With two other parties with which alliances are possible on certain points, the PLD and the Komeito even have a super-majority of two thirds of the Senate which would potentially allow them to pave the way for a revision of the Japan's pacifist constitution, dreamed of by Shinzo Abe, former leader of the PLD.
Mr. Kishida said on Monday that the election victory was a chance to protect Japan and continue Mr. Abe's action. former leader could posthumously receive the Grand Collar of the Supreme Order of the Chrysanthemum, the most prestigious decoration in the Archipelago.
Japanese citizens paid tribute on Monday to their former prime minister.
The Prime Minister also said he wanted to work on deepening the parliamentary debate on the Constitution in order to be able to develop a concrete amendment proposal for a referendum, while the different parties differ on the content of the Constitution. #x27;a possible constitutional revision.
Mr.

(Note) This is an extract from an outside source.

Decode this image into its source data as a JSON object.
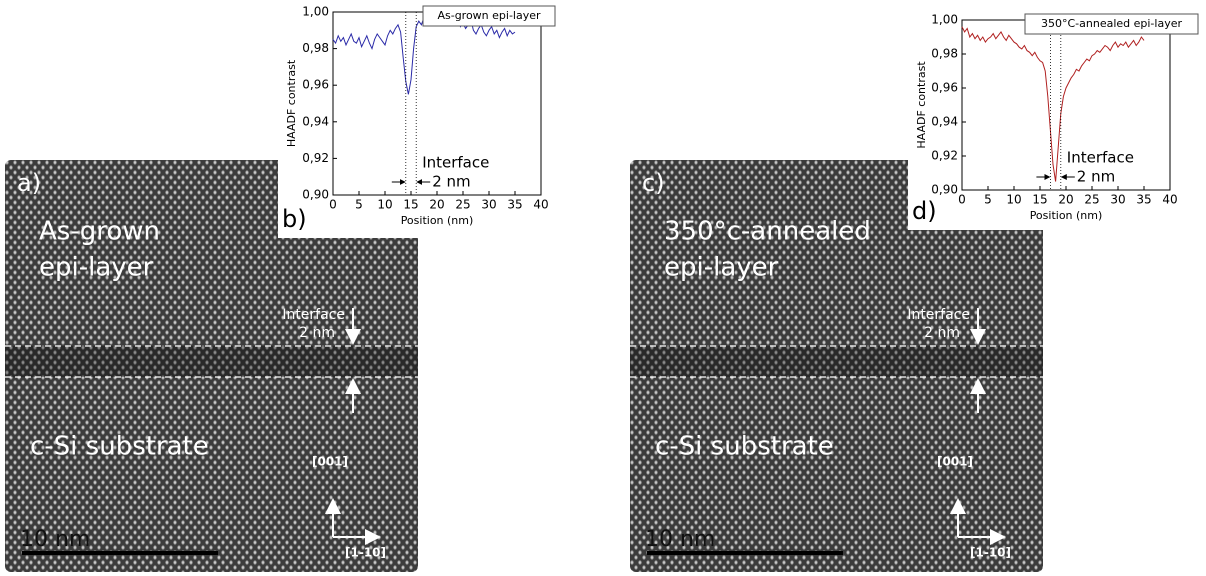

Kishida also pledged to continue his work on important issues for Japan such as the COVID-19 pandemic, the Russian invasion of Ukraine and inflation.
The main opposition force, the centre-left Constitutional Democratic Party (PDC), secured only 17 seats [six less than before the election] .
Thirty-five women were also elected on Sunday, a record for elections to the Japanese Upper House. Turnout was 52%, down from 49% in previous senatorial elections in 2019.
The election campaign was notably dominated by price hikes due to soaring costs oil and other raw materials, and risks to Japan's electricity supply, as the heat wave that has hit the country since late June raises fears of grid disruptions.